ESSU Research Report No. 4: The £10bn Sale of Shares in PPP Companies: New source of profits for builders and banks, by Dexter Whitfield
A new ESSU Research Report reveals 240 PPP equity transactions involved 1,229 PPP projects (including multiple sales) valued at £10.0bn in the last decade. Average profit was 50.6% in individual and group equity transactions (compared to average operating profits in construction companies of 1.5% between 2003-09). £517.9m profit from a sample of 154 PPP projects. If the same level of profit were maintained for the 622 individual and group PPP project equity transactions the total profit would be £2.2bn. (This excludes the undisclosed profits obtained in the sale of secondary market infrastructure funds). Increased use of tax havens for UK infrastructure funds – 91 PPP projects with 50% – 100% equity ownership with funds registered in tax havens:
Superseded by the PPP Wealth Machine: UK and Global trends in trading project ownership and the ESSU PPP Equity Database which can be download http://www.european-services-strategy.org.uk/ppp-database/ppp-equity-database/
ESSU Research Report No 3: Cost Overruns, Delays and Terminations in 105 Outsourced Public Sector ICT Contracts by Dexter Whitfield.
The Research Report identifies the scope of major cost overruns, delays and terminations in 105 outsourced public sector ICT projects in central government, NHS, local authorities, public bodies and agencies in the last decade. There has been wide reporting of individual and department or authority-wide project failures in the national and ICT press but little analysis of the overall scope and evidence. The value of contacts is nearly £30billion with an average cost overrun of 30.5%.
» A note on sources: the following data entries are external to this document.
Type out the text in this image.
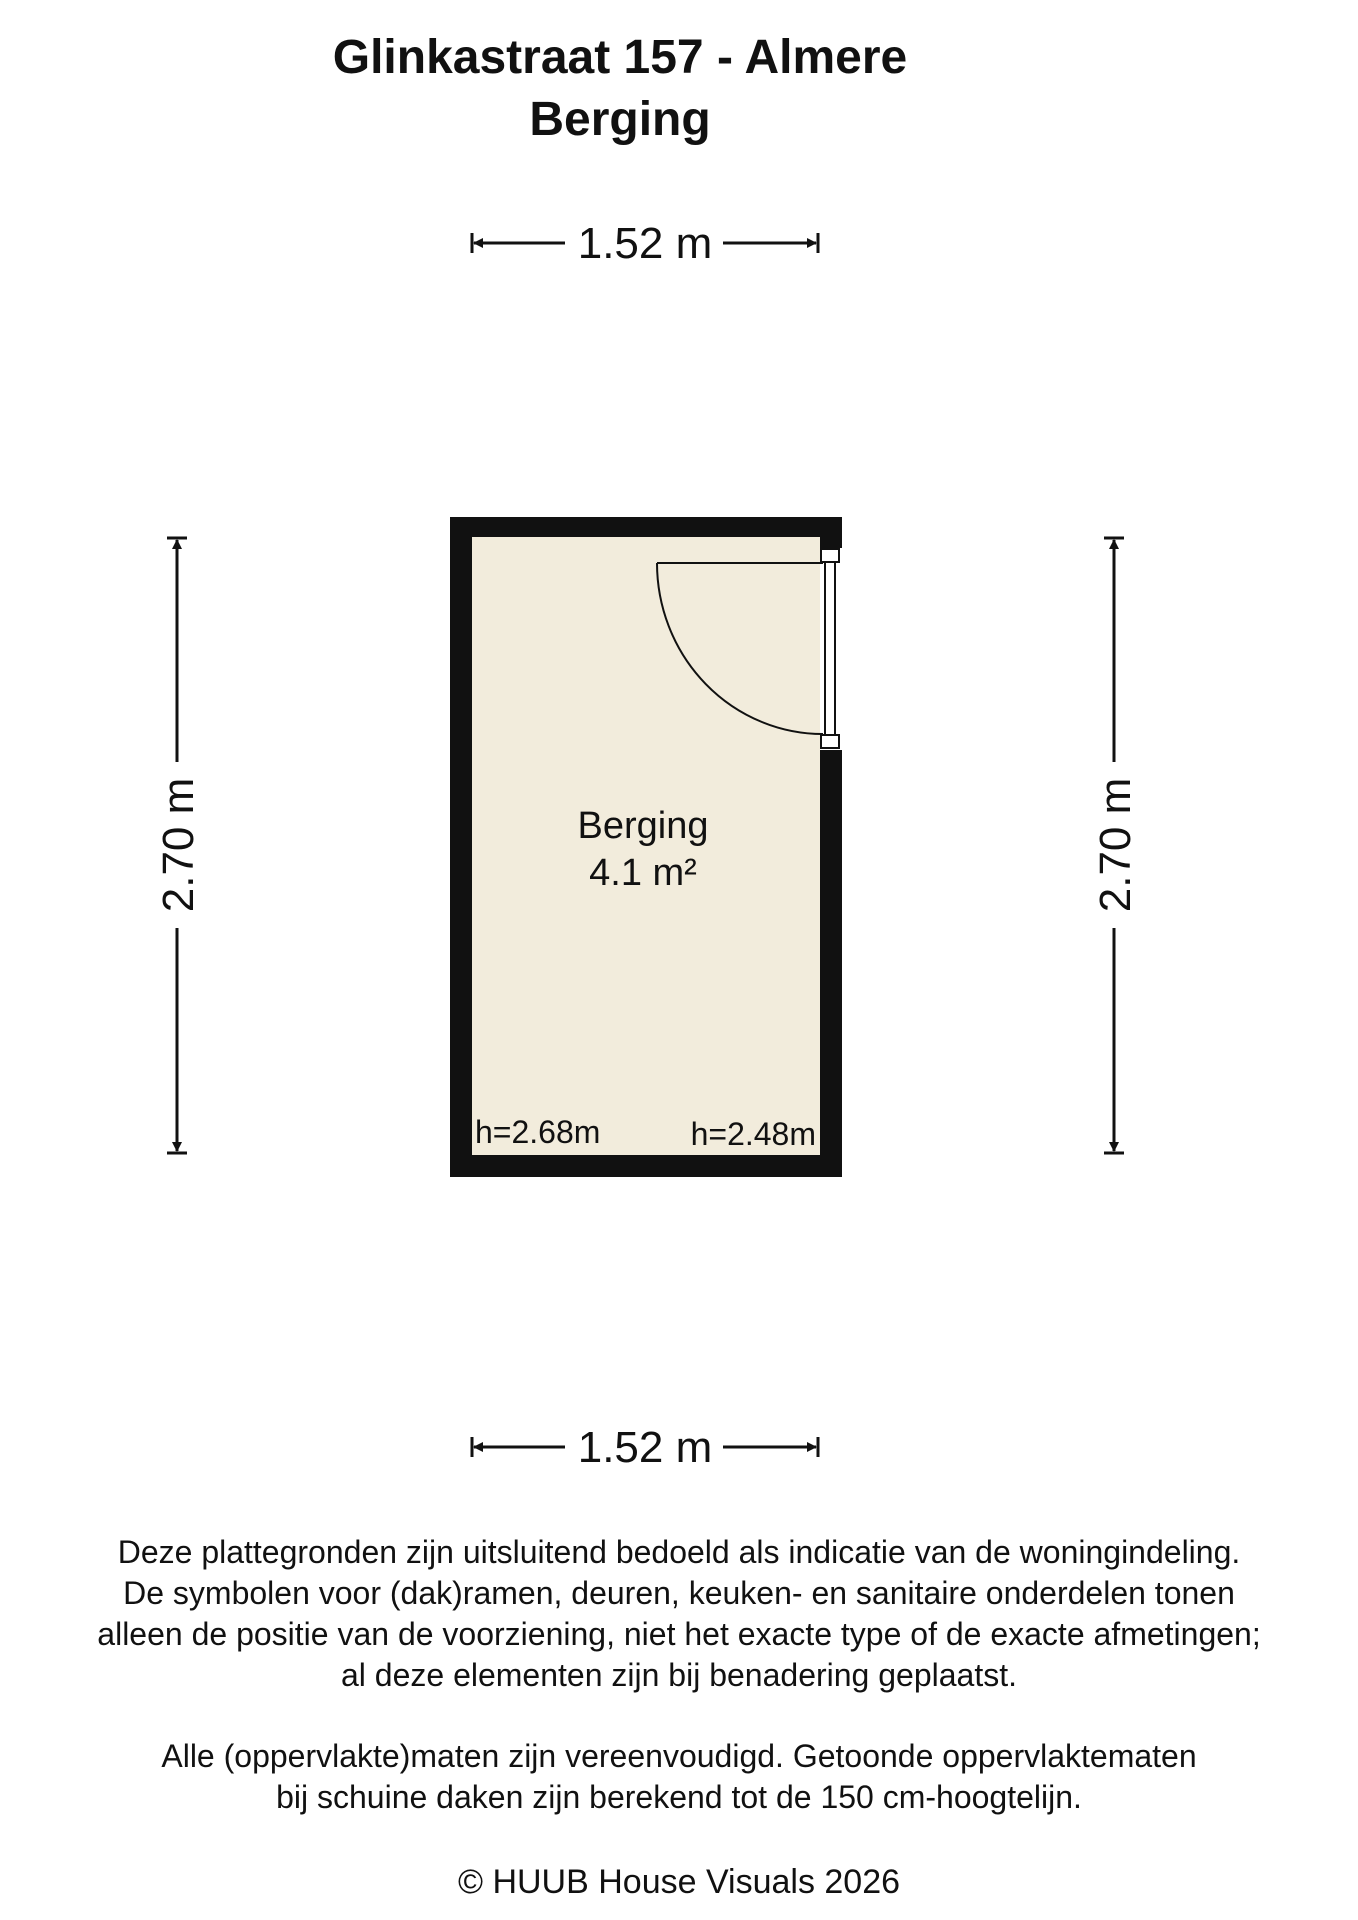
Glinkastraat 157 - Almere
Berging
1.52 m
1.52 m
2.70 m	2.70 m
Berging
4.1 m²
h=2.68m	h=2.48m
Deze plattegronden zijn uitsluitend bedoeld als indicatie van de woningindeling.
De symbolen voor (dak)ramen, deuren, keuken- en sanitaire onderdelen tonen
alleen de positie van de voorziening, niet het exacte type of de exacte afmetingen;
al deze elementen zijn bij benadering geplaatst.
Alle (oppervlakte)maten zijn vereenvoudigd. Getoonde oppervlaktematen
bij schuine daken zijn berekend tot de 150 cm-hoogtelijn.
© HUUB House Visuals 2026
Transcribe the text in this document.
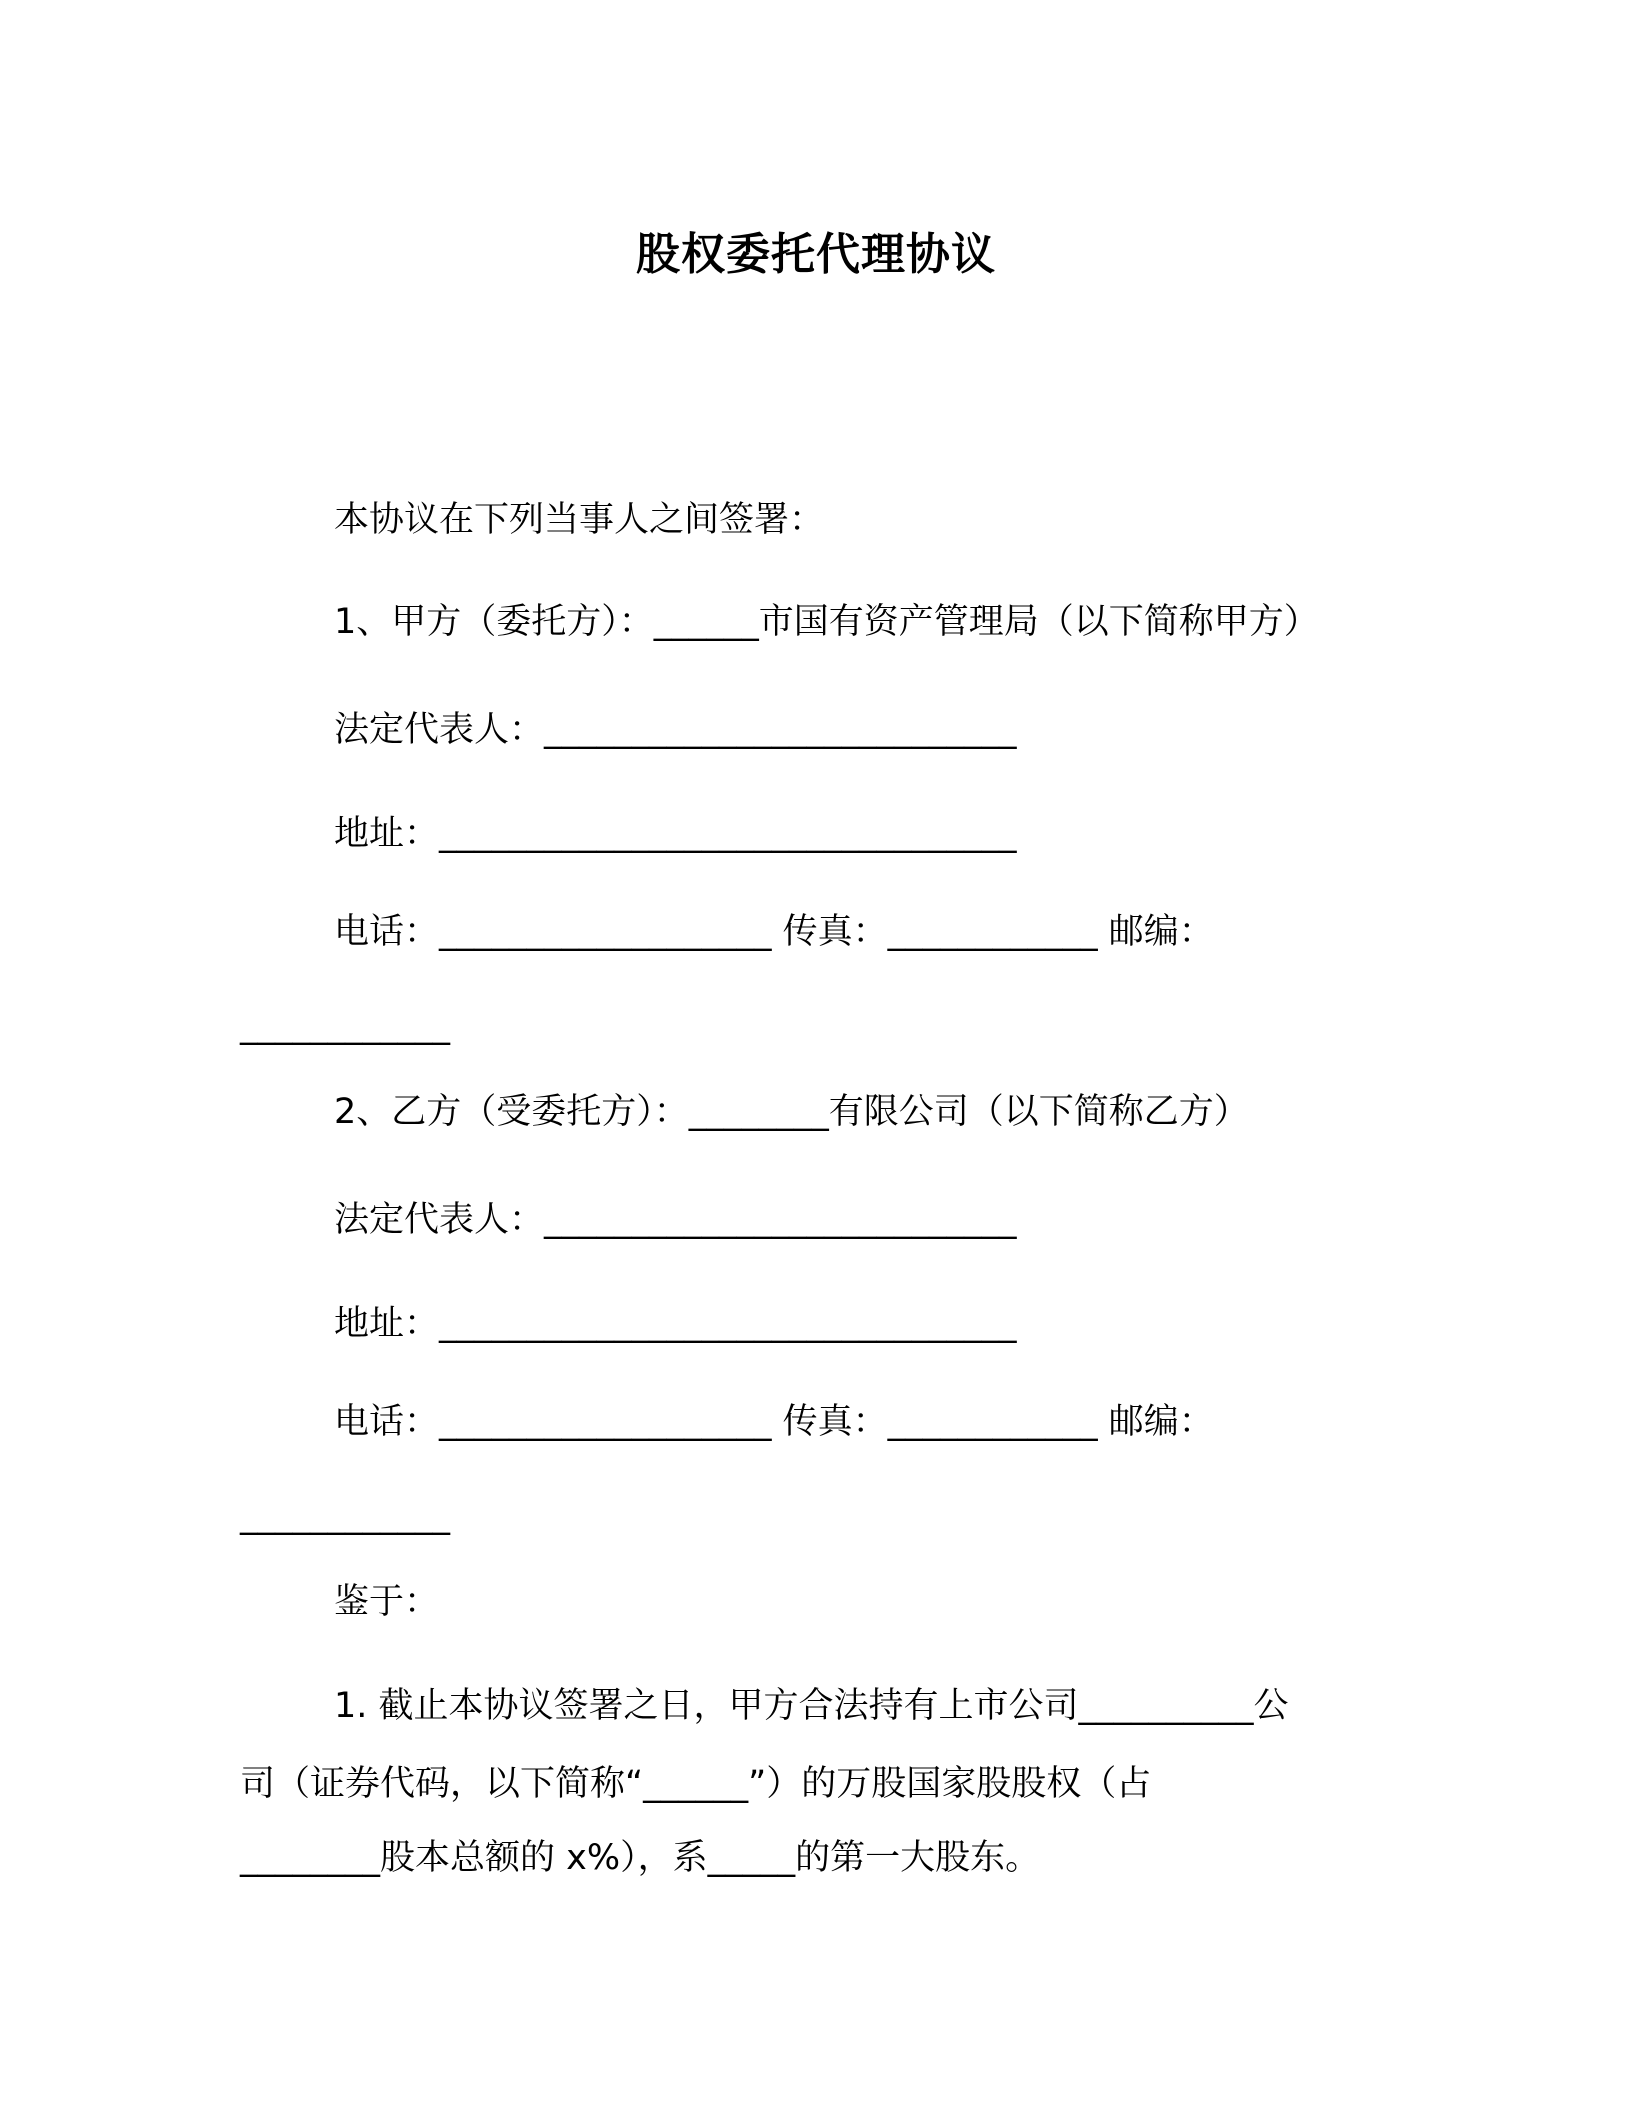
股权委托代理协议
本协议在下列当事人之间签署：
1、甲方（委托方）：______市国有资产管理局（以下简称甲方）
法定代表人：___________________________
地址：_________________________________
电话：___________________ 传真：____________ 邮编：
____________
2、乙方（受委托方）：________有限公司（以下简称乙方）
法定代表人：___________________________
地址：_________________________________
电话：___________________ 传真：____________ 邮编：
____________
鉴于：
1. 截止本协议签署之日，甲方合法持有上市公司__________公
司（证券代码，以下简称“______”）的万股国家股股权（占
________股本总额的 x%），系_____的第一大股东。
ESSU Research Report No 2: Options Appraisal Criteria Matrix by Dexter Whitfield
This report outlines out the key stages in the appraisal process. As options appraisal becomes a more common tool in public management there is evidence that ‘appraisal bias’ is leading to pre-selected options and construction of particular outcomes by the selective use of evidence and narrow evaluation criteria. Yet a rigorous and investigative approach can be very productive, directing attention to longer-term needs rather than short- term interests. The Options Appraisal Criteria Matrix has twelve sections, which cover the full range of issues that should be taken into account in appraising options.
ESSU Research Paper No 1: A Typology of Privatisation and Marketisation by Dexter Whitfield
A paper setting out a four part typology of privatisation and marketisation. The typology provides examples and explanation of the different types of privatisation and marketisation; methods; political, social and economic objectives; and the impact on the state and public services.